Raúl Castro: 80 Candles Against the Clock / Iván García

The man who as a child liked to play with toy soldiers, and now is General of the Army and President of Cuba, turned 80 on June 3, 2011. Raúl Modesto Castro Ruz has just entered the club of octogenarian Cuban leaders.

He was the third son from the marriage formed between the Galician Ángel Castro and the Cuban Lina Ruz, and, having been born with distinct physical features, one didn’t have to wait for the rumors about his real father. Speculation aside, the truth is that he always idolised his brother Fidel, five years older than he.

Since then, he has followed him everywhere and has been faithful to him.

But 52 years later, with the country socially and economically in ruins and with the hands of the clock against him, the younger brother knows that if he wants to save the revolution, a mountain of things have to be taken apart and re-done or made in a new way.

And there he is. Trying to paddle upstream. With too many elderly sailors, and very few young ones energetic and with fresh ideas. Although perhaps the greatest danger is not in the sea.
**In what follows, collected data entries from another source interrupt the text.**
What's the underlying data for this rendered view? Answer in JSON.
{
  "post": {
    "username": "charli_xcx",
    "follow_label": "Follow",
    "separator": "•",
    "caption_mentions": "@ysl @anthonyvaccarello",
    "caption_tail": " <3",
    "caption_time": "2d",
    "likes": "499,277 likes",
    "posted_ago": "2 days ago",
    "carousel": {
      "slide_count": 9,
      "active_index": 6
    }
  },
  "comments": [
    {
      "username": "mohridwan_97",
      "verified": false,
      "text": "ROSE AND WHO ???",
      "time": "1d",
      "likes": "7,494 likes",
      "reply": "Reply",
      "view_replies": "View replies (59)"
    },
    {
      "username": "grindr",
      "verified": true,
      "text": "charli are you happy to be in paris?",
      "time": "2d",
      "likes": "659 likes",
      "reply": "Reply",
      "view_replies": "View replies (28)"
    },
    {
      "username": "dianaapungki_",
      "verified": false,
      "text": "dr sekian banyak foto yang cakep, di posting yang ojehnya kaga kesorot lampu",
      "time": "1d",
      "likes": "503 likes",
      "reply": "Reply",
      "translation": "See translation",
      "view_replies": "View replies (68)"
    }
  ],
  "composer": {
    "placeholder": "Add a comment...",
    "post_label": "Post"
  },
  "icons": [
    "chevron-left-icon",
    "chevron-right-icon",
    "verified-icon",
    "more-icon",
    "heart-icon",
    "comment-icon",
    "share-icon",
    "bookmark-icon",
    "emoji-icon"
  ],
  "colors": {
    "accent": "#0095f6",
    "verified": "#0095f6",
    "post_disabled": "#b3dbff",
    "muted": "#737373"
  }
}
But in the nearly 12 million Cubans stranded on land and whose patience may be about to end. The people are fed up of listening to Castro say, once and again, “Now we are going to build socialism.”

An unrealistic slogan, because everywhere socialism has failed. And as the chances of its construction on the island are almost nil, it would be welcomed if they defined it ideologically and began to build the foundations of capitalism. Asian or European style. But just take concrete steps — and fast — for Cuba to once again be a modern and prosperous republic, as it was before 1959.

A year ago, the Spanish journalist Vicente Botín, presented in Madrid, the book Raúl Castro: The Flea that Rode the Tiger. In the final paragraph, the author sums up a truth:

“A Chinese proverb says that ‘the best way to keep a tiger from devouring you is to ride on it.’ But in the salvation is the condemnation. The rider cannot dismount, because when he does, the tiger will eat him. Destiny sentenced Raul Castro to ride all his life on the back of a tiger and the tiger has devoured him, even though he never climbed down from it.”